Tape and confirm everything: In pediatrics, securing equipment is just as important as placing it. A neonatal ETT can be dislodged by a simple head turn. Secure the ETT to the upper lip (not the lower), confirm placement with continuous capnography, and recheck position after every patient movement (including log rolls, transport, and bed transfers). Document the cm marking at the lip.
The BVM bag matters: Use a pediatric bag (450-500 mL) for children <30 kg and an adult bag (1000-1600 mL) for larger children. Using an adult bag on a neonate makes delivering appropriate tidal volumes (6-8 mL/kg) nearly impossible - even a small squeeze delivers far too much volume. If you only have an adult bag, squeeze gently with two or three fingers, not a full hand.

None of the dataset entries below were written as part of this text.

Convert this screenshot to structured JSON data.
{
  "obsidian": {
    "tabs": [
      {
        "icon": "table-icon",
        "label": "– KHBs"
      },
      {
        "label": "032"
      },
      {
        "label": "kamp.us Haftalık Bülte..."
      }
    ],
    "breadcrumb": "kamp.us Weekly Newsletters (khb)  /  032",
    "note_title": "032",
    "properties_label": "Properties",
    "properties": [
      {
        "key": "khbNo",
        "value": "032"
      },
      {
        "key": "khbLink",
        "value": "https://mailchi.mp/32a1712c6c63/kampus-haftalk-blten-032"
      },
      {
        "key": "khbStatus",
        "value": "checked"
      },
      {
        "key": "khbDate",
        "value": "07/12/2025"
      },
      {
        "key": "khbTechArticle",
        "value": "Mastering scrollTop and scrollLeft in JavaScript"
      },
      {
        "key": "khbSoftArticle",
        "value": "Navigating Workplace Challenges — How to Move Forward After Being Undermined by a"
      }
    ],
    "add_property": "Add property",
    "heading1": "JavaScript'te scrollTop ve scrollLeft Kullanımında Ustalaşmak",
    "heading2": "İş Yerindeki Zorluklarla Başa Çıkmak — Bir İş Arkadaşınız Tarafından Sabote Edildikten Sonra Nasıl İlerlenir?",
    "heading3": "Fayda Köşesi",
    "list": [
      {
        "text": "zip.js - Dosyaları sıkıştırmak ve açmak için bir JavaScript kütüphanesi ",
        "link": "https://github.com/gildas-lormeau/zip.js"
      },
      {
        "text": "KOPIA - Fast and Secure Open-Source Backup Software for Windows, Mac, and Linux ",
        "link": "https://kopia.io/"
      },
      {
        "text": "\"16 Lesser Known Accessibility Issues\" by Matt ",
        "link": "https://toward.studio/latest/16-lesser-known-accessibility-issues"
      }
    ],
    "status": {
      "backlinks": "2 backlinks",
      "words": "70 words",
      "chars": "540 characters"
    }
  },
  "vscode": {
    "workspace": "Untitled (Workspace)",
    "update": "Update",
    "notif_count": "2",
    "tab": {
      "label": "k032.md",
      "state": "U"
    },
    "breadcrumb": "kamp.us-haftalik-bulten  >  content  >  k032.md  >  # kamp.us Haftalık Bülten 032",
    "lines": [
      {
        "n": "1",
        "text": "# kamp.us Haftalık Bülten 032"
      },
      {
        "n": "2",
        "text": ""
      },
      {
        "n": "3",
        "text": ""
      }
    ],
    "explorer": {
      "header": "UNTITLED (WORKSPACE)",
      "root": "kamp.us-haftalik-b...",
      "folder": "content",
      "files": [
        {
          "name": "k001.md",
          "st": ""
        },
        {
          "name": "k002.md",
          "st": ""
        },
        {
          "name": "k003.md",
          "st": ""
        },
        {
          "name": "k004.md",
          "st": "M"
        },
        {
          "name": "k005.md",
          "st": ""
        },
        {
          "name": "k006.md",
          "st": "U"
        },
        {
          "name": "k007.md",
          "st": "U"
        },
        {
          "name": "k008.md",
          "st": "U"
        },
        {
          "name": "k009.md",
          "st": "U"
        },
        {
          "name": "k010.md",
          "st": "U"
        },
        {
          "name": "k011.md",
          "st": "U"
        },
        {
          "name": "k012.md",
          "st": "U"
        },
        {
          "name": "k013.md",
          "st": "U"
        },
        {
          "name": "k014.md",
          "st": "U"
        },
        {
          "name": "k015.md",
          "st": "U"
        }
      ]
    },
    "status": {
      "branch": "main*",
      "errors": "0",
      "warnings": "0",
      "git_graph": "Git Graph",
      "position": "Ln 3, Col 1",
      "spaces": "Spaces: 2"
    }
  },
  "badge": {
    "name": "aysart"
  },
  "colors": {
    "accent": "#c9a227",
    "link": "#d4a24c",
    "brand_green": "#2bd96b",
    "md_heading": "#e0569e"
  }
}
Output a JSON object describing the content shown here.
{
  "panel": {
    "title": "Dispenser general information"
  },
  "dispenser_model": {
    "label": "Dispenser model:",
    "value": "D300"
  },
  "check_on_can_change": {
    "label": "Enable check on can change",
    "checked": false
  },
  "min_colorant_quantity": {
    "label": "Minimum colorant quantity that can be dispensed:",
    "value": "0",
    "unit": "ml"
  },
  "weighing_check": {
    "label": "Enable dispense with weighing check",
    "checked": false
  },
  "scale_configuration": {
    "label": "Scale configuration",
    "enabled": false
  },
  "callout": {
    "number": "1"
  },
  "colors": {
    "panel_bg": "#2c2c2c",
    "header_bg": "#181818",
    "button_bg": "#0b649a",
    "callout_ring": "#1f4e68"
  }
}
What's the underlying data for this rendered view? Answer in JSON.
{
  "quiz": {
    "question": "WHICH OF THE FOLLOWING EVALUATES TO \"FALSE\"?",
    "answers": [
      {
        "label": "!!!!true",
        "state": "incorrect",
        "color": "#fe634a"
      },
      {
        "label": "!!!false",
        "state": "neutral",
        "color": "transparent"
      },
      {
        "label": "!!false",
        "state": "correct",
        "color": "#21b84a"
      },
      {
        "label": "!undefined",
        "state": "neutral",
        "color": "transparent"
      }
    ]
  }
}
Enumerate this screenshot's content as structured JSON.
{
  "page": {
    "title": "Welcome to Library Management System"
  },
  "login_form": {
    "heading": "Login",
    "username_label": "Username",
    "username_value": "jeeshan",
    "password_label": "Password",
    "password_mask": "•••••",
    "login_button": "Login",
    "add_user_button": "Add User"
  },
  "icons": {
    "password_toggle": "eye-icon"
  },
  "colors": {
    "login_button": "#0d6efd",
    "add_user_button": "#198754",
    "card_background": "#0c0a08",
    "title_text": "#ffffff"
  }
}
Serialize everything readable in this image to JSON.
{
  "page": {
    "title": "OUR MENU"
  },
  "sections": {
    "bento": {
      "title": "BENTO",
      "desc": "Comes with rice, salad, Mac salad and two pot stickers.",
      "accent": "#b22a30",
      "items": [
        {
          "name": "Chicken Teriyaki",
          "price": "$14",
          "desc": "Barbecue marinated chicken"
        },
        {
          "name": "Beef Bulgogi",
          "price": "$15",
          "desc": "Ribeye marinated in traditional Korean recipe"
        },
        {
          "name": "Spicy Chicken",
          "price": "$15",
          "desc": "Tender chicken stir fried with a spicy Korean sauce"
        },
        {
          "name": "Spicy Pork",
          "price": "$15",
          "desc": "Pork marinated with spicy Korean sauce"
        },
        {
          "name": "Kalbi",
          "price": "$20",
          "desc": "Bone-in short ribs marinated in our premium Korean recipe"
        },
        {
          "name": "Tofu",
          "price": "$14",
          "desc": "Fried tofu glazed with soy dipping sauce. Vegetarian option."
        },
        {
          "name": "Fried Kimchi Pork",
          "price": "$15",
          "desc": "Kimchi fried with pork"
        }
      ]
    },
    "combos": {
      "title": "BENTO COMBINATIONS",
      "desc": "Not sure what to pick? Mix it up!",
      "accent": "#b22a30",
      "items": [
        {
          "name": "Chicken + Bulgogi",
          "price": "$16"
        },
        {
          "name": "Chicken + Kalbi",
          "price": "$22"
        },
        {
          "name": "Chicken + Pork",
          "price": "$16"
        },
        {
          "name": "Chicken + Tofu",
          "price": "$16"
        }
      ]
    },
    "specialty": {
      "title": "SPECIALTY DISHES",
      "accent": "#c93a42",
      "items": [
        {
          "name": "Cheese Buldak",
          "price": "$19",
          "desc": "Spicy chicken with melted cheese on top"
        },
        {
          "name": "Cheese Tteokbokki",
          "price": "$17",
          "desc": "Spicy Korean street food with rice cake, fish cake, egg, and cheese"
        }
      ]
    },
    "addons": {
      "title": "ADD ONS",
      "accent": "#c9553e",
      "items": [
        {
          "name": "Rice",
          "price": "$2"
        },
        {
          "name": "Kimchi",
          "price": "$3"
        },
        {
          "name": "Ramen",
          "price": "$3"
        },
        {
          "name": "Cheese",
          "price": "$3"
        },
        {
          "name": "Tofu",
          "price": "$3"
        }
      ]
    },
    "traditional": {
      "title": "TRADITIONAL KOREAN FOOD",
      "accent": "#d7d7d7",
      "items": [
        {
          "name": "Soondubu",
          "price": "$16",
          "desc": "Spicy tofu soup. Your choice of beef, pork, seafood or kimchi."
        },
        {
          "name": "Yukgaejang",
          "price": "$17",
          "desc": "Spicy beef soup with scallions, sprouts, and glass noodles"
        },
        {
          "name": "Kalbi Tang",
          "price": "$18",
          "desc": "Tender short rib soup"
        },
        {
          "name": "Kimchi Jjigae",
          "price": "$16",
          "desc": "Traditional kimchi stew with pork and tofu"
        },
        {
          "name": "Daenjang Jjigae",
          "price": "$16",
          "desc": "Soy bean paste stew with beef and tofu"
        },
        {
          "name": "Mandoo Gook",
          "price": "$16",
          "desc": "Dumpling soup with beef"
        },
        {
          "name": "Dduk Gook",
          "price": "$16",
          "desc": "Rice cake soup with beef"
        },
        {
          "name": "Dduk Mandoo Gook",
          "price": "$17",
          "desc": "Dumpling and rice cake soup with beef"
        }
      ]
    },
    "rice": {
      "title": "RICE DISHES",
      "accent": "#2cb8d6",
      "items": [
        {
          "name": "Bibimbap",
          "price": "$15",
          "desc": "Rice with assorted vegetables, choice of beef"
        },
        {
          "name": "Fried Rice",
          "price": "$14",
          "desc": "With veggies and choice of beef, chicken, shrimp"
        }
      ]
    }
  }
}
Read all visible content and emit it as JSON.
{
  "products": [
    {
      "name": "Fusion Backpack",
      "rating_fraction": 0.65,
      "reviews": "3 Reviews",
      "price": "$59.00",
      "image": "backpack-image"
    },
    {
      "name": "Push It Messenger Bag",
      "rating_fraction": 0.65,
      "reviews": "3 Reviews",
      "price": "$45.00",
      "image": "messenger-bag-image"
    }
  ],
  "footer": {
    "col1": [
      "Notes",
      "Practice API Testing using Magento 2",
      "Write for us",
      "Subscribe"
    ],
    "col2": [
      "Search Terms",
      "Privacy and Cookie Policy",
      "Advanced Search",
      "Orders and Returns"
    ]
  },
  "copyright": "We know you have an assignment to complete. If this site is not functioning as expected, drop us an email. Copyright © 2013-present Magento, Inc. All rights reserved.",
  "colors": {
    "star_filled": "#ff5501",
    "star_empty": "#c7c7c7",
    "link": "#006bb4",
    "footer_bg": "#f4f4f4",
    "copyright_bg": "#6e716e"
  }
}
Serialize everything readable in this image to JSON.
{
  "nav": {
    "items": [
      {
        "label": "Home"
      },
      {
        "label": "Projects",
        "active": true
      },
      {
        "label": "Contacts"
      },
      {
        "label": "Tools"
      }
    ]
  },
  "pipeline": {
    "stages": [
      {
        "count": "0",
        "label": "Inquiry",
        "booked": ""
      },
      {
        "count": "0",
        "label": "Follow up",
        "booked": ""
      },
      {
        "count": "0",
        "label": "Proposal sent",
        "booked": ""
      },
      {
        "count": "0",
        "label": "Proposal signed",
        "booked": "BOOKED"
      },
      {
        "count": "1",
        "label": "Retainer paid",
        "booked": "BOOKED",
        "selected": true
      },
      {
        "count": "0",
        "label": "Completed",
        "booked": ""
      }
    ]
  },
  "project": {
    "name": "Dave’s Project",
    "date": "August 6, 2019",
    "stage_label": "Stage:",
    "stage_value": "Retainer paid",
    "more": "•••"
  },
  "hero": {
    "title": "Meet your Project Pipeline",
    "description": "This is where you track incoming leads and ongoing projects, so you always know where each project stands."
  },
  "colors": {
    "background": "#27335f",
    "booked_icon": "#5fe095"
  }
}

Cuff pressure monitoring is non-negotiable: When using cuffed ETTs in children, cuff pressure must be monitored and maintained at <20-25 cmH2O. The pediatric subglottic mucosa is delicate and highly susceptible to pressure necrosis. Over-inflation of the cuff (which happens frequently when "just adding a little more air" to fix a leak) can cause subglottic stenosis. Use a cuff manometer - don't guess.
References
  1. Ralston M, Hazinski MF, et al. Pediatric Advanced Life Support (PALS) Provider Manual. American Heart Association; 2020.
  2. Weiss M, Dullenkopf A, Fischer JE, et al. Prospective randomized controlled multi-centre trial of cuffed or uncuffed endotracheal tubes in small children. Br J Anaesth. 2009;103(6):867-873.
  3. King BR, Baker MD, Braitman LE, et al. Endotracheal tube selection in children: a comparison of four methods. Ann Emerg Med. 1993;22(3):530-534.
  4. Broselow JB, Luten RC. The Broselow Pediatric Emergency Tape. Vital Signs Inc; Updated 2019.
  5. Advanced Pediatric Life Support (APLS): The Pediatric Emergency Medicine Resource. 6th ed. Jones & Bartlett Learning; 2020.